Every year, I find myself wrestling with the apocalyptic overtones of Advent. If I’m honest, it is much simpler for me to place the weight of the season’s waiting on the faith’s collective memory instead of its present or future. There, Advent becomes a moment of liturgical empathy: sitting with an ancient people’s legacy of longing; yearning with those whose answer came in the one whom I follow.
I know Jesus commands me to be watchful, but the eschatalogical “not yet” to which he points was so long ago that its arrival seems as ridiculous as Tom's toothpicks. Probably.

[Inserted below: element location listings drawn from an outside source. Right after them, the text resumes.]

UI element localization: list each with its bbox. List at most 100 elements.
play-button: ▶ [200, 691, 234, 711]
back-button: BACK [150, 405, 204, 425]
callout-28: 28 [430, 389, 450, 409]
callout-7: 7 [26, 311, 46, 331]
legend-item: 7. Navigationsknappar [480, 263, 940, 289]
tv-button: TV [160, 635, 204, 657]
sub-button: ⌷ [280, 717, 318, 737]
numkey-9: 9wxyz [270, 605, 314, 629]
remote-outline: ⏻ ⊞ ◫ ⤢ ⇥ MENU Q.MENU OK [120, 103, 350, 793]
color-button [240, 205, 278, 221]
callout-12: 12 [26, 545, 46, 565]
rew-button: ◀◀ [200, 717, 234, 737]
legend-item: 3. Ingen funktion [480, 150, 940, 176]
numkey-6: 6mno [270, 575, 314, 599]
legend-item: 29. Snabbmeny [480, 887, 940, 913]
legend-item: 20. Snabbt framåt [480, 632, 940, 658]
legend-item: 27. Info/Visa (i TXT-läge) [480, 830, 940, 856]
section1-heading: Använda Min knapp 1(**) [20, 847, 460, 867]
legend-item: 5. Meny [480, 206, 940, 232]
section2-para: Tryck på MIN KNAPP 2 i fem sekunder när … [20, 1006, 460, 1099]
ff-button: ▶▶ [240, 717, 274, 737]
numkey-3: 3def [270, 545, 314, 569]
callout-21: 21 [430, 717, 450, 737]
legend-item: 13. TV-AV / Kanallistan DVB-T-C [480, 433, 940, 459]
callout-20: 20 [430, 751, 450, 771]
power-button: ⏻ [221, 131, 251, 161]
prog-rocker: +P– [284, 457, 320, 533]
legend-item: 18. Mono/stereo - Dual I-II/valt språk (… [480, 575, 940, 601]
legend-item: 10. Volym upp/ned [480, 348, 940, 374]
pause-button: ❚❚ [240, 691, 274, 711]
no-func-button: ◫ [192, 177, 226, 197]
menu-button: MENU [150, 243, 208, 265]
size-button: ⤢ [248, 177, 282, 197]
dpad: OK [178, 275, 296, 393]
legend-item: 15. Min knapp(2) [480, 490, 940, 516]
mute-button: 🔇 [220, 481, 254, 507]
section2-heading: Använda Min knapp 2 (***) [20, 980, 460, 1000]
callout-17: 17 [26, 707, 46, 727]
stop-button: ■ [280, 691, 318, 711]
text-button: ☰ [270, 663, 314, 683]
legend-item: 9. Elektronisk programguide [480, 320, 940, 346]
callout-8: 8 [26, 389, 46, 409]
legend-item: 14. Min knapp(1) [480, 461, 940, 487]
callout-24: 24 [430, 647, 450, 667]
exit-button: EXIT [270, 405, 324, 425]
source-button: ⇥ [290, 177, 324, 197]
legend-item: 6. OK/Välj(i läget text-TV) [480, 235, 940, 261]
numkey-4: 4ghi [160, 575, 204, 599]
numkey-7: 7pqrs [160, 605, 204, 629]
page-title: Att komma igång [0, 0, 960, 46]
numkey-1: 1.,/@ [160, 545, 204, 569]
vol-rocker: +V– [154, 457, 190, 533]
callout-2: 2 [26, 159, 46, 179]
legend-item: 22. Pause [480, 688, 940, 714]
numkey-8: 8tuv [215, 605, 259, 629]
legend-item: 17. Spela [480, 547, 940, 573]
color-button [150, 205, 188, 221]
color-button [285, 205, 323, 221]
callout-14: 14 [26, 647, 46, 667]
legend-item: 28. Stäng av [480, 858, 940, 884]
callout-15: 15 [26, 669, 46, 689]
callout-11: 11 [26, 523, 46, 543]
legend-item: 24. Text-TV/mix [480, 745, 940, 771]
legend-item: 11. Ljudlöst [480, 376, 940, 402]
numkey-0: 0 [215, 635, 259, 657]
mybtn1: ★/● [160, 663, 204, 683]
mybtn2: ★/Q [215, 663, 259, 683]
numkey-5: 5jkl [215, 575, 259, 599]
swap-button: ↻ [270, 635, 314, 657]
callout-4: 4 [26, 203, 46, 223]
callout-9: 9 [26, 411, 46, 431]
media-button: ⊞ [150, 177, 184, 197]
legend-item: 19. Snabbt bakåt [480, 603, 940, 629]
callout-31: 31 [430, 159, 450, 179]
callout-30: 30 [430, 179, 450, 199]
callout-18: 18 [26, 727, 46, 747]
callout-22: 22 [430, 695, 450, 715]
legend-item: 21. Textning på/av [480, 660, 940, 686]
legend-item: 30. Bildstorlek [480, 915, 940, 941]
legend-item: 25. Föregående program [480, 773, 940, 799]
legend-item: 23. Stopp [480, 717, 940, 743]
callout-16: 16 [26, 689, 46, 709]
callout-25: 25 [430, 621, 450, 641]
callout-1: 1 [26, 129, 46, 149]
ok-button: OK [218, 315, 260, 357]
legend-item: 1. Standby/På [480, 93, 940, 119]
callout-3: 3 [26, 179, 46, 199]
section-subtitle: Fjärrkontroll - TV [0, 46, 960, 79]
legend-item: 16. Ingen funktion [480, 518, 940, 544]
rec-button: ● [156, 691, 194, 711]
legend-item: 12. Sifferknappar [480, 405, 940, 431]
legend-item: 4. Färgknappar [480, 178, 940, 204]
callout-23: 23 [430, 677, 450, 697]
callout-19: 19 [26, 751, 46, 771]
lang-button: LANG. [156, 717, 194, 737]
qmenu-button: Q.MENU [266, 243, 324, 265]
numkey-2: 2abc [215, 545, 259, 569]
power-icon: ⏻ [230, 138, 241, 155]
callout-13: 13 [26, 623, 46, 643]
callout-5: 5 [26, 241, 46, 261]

Yet, as I listen to the sacred stories of the faithful and skeptical alike, that legacy of longing doesn’t seem to have been quenched in the Christmas arrival of Jesus. There remains a pain far deeper than the straw in his manger bed; a woundedness that even the Easter encore didn’t heal; a trouble the most powerful among us cannot imagine reliving.
I want to believe the God of Jesus values our present selves just as much as the ones we might become. So, behind closed doors, I sit with those whom I trust God loves. I sit on the floor, quite foolishly, waiting to catch a return of the one who might redeem us again.